La matrícula de este curso en la provincia se cerró con 37.667 alumnos en septiembre. Pero, según la Conselleria de Educación, la cifra de escolares en enero era ya de 38.823, con 72 solicitudes nuevas a la semana. El año pasado, el total fue de 7.000.

Llegan desde Latinoamérica (42,70%) y Europa del este (22,15%) y occidental (17,80%), norte de África (13,25%) y Asia (3,42%).

Según las asociaciones de padres, la llegada de estos escolares satura las clases. Pasan de los 20,6 escolares por aula en Primaria y 23,8 en Secundaria a 30, y los maestros tienen que redoblar sus esfuerzos, principalmente, por el idioma.

Sin profesores de apoyo

Así, según Adoración Martínez, presidenta de la FAPA Enric Valor, tienen problemas de adaptación, pues no conocen la lengua y, según su carácter, «o molestan o no se mueven, si son tímidos».

Para el presidente de la FAPA Garbiel Miró, José Antonio Ranchal, harían falta profesores de apoyo o aulas de integración, especialmente en los centros públicos en los que sobran más plazas, que son «los que nadie quiere» y donde van estos chavales.

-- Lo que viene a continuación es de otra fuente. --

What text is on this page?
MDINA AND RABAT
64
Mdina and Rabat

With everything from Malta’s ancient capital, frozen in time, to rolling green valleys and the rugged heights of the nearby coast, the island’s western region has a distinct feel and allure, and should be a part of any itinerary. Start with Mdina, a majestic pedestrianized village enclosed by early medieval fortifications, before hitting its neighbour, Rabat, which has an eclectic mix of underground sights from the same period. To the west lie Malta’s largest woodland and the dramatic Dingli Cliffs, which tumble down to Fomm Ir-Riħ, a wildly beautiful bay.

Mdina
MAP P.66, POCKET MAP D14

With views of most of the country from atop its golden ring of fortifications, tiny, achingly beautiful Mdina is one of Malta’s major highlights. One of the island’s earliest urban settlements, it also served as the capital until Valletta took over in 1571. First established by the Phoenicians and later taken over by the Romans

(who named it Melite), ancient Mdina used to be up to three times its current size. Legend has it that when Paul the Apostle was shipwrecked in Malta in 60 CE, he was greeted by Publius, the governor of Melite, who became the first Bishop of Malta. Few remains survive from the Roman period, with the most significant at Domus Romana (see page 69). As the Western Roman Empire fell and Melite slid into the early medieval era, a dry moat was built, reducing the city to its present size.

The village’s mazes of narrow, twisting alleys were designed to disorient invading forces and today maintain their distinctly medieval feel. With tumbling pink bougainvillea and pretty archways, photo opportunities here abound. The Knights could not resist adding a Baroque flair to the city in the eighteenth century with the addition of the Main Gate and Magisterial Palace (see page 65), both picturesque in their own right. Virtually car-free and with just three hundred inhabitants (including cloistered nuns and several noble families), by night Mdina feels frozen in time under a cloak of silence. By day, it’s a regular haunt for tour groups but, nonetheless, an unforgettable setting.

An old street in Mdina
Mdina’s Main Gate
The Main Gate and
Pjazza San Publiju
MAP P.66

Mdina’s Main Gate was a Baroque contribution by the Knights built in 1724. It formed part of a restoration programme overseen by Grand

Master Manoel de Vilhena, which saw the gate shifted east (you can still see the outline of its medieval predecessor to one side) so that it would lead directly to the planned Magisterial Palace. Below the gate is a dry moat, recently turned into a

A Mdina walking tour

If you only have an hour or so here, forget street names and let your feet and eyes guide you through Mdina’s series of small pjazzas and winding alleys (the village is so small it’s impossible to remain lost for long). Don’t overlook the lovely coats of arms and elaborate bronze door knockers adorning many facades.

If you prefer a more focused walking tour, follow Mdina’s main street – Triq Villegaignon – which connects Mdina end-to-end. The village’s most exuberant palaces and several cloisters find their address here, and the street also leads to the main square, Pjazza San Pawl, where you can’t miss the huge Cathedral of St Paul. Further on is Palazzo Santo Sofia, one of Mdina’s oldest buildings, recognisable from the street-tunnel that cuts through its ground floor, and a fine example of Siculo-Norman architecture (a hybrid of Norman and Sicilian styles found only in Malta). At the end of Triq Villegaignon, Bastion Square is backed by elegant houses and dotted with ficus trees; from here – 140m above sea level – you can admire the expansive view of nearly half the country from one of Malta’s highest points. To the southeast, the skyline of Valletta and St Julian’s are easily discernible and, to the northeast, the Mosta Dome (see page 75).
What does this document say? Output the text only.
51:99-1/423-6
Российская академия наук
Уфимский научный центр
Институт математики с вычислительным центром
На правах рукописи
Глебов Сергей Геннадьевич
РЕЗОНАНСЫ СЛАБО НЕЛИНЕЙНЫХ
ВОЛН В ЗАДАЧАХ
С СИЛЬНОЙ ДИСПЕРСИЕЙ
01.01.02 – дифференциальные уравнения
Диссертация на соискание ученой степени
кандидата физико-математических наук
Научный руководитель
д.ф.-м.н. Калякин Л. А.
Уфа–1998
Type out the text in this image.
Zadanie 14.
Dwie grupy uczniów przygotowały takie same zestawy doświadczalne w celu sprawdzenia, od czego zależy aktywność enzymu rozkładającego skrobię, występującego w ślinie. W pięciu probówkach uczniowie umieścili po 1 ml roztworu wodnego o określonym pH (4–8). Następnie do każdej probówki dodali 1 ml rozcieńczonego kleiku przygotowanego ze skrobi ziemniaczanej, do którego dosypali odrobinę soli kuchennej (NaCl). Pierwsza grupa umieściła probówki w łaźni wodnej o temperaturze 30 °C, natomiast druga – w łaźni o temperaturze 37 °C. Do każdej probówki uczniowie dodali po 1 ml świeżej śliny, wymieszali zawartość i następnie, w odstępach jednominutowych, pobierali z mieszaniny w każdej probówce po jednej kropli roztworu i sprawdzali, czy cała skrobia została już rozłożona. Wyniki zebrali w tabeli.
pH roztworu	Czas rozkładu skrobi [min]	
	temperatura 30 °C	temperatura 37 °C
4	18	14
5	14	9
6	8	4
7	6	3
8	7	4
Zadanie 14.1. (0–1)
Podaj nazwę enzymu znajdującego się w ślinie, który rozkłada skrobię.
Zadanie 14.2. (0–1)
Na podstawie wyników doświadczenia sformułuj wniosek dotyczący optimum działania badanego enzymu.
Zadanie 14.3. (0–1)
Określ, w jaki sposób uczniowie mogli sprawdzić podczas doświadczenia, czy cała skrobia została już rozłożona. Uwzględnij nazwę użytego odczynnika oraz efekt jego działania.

Otra consecuencia es la instalación de barracones, según el concejal socialista Manuel de Barros. Prevén que el curso que viene, las aulas prefabricadas pasarán de 45 a 65 ó 70 en Alicante, pues en Pedro Duque y San Gabriel tendrán que acondicionar nuevas.

Y además del centro de Benalúa, todo de barracones, se instalará un colegio completo de aulas prefabricadas en Playa San Juan, el llamado colegio número 52.

Los concertados no los admiten

El concejal socialista Manuel de Barros opina que este colapso de las escuelas públicas, debido a la llegada de nuevos alumnos con el curso ya comenzado, podría remediarse si los centros concertados «dejaran puestos vacantes» al cerrar la matrícula.

El concejal asegura que, cuando es necesario escolarizar a alguno de estos niños, que suelen llegar después de la Navidad, los concertados se escudan en que «tienen todas las plazas cubiertas», y son los públicos los que deben aceptarles y aumentar su ratio.